Ari dan Petang langsung menatap Sarah dengan tatapan aneh.

"Terus kenapa kamu beli?" tanya Ari, raut kebingungan terlihat jelas di wajahnya.

"Aku beli Al Qur'an ini karena kasihan lihat Kakeknya. Kakek itu udah tua banget. Jalannya aja udah bungkuk, tapi dia masih harus berjuang untuk cari uang. Sedangkan aku yang masih muda, sehat jasmani malah ongkang-ongkang kaki. Makan tinggal makan, mau jajan tinggal minta Abang. Aku malu banget sama Kakek itu."

"Kenapa harus malu? Lo kan nganggur bukan karena lo nggak mau kerja tapi karena emang lo belum dapet kerjaan yang cocok," ucap Petang.

Sarah tersenyum, "Tetep aja.

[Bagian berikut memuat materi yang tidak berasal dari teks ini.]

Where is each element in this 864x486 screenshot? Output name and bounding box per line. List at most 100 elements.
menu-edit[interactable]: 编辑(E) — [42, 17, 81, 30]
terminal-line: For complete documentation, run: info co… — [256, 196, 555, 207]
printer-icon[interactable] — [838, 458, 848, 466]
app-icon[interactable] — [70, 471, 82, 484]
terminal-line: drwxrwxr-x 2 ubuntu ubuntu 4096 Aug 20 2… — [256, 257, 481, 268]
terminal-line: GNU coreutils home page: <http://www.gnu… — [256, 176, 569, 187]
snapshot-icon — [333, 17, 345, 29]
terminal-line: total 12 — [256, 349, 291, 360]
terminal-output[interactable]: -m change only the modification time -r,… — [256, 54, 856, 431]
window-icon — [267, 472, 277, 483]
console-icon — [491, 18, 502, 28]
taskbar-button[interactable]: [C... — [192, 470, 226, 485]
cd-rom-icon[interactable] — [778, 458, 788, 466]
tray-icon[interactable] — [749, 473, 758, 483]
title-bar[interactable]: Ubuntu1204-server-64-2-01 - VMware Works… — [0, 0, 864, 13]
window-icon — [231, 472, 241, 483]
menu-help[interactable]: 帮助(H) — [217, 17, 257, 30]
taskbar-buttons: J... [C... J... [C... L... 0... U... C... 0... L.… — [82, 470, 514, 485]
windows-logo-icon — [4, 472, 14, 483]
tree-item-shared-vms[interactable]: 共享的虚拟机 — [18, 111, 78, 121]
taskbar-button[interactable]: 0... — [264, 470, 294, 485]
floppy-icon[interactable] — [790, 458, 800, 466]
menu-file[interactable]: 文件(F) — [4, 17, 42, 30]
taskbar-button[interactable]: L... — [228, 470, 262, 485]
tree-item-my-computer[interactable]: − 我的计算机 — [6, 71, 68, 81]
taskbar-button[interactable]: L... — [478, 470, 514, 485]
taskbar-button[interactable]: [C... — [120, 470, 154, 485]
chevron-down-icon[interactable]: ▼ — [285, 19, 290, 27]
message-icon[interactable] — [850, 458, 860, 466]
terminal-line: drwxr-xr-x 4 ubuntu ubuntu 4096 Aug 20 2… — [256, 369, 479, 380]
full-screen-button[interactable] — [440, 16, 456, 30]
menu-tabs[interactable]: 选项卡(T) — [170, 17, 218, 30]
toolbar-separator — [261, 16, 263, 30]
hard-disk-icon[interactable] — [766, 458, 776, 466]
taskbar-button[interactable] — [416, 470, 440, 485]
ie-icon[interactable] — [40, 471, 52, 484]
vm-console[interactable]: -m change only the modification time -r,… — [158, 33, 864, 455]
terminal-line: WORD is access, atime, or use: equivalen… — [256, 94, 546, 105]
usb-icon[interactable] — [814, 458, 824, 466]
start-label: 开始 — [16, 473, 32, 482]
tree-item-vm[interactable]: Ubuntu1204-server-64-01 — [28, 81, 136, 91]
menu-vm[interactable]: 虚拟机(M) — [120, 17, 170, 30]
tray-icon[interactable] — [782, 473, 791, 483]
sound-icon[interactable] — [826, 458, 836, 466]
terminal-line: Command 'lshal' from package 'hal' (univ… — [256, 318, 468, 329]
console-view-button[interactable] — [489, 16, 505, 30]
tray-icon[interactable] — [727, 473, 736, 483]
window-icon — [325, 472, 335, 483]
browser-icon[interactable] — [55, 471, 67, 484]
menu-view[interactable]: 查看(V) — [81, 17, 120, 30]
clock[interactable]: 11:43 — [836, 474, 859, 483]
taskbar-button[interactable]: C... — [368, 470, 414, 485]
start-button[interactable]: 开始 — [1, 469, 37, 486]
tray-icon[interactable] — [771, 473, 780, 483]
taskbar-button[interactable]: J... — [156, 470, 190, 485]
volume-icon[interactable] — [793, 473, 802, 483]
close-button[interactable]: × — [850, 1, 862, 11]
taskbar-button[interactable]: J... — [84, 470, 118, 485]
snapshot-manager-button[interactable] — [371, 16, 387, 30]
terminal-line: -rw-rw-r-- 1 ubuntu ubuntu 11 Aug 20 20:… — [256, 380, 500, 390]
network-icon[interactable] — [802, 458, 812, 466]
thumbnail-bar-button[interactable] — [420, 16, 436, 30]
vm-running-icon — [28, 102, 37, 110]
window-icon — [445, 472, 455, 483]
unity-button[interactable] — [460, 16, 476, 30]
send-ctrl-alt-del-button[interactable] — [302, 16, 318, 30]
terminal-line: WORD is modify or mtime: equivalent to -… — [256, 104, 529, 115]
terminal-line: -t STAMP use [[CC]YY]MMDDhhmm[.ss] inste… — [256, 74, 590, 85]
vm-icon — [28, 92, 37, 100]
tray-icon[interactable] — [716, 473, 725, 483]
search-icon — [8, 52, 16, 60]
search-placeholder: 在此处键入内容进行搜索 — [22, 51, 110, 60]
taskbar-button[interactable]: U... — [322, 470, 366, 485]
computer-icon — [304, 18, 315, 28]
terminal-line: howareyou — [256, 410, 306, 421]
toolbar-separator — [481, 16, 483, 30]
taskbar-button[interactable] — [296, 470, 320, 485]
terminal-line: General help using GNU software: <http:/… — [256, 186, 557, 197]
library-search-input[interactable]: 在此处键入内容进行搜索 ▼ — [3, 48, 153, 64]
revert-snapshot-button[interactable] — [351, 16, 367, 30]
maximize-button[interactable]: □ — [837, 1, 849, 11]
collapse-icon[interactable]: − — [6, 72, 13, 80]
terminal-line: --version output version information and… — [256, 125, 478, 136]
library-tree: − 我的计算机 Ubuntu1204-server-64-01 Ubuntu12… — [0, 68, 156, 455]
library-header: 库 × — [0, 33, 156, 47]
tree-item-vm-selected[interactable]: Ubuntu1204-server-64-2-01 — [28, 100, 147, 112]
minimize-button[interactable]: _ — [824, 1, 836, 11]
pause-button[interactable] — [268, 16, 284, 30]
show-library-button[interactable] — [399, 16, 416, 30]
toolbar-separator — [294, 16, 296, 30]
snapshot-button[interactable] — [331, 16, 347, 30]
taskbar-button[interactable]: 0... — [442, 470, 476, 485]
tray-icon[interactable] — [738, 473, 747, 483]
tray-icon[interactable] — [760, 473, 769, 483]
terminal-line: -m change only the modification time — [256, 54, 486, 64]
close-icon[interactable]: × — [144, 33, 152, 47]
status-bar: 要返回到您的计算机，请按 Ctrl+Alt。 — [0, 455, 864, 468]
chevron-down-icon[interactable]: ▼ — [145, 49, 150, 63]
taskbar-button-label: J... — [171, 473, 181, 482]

Kayanya selama ini aku terlalu pilih-pilih."

Aku???? Sarah sudah mulai menggunakan aku saat berbicara dengan Petang dan hal itu membuat Petang aneh mendengarnya, padahal tadi masih pake gue kenapa tiba-tiba berubah jadi aku, namun Petang membiarkannya.

"Tawaran jadi guru dari Mama Fio aku tolak, tawaran jadi admin di butik temennya Kak Ari Aku tolak, tawaran dari Papa Hendra buat kerja di kantornya aku tolak, tawaran Mama buat kerja di kantornya Om Wisnu aku tolak, tawaran Kak Satria pun aku tolak," ucap Sarah, menyebutkan satu persatu uluran bantuan dari orang-orang terdekatnya yang dia tolak dengan alasan karena dia ingin mandiri.

"Satria?" Petang menyebut nama Satria yang baru pertama ini dia denger terucap dari bibir Sarah, "Siapa Satria?"

Sarah yang tengah menatap ke arah jendela mengabaikan pertanyaan Petang, hingga akhirnya dijawab oleh Ari, "Calon suaminya Sarah."

Mata Petang langsung membulat sempurna, kaki kirinya reflek menekan pedal rem dalam-dalam. Sampai-sampai Sarah yang sedang melamun sambil menatap ke luar jendela terperanjat dan kepalanya membentur belakang jok yang diduduki oleh Kakaknya.

"Ih sakit," gerutu Sarah sambil memegangi keningnya yang berdenyut.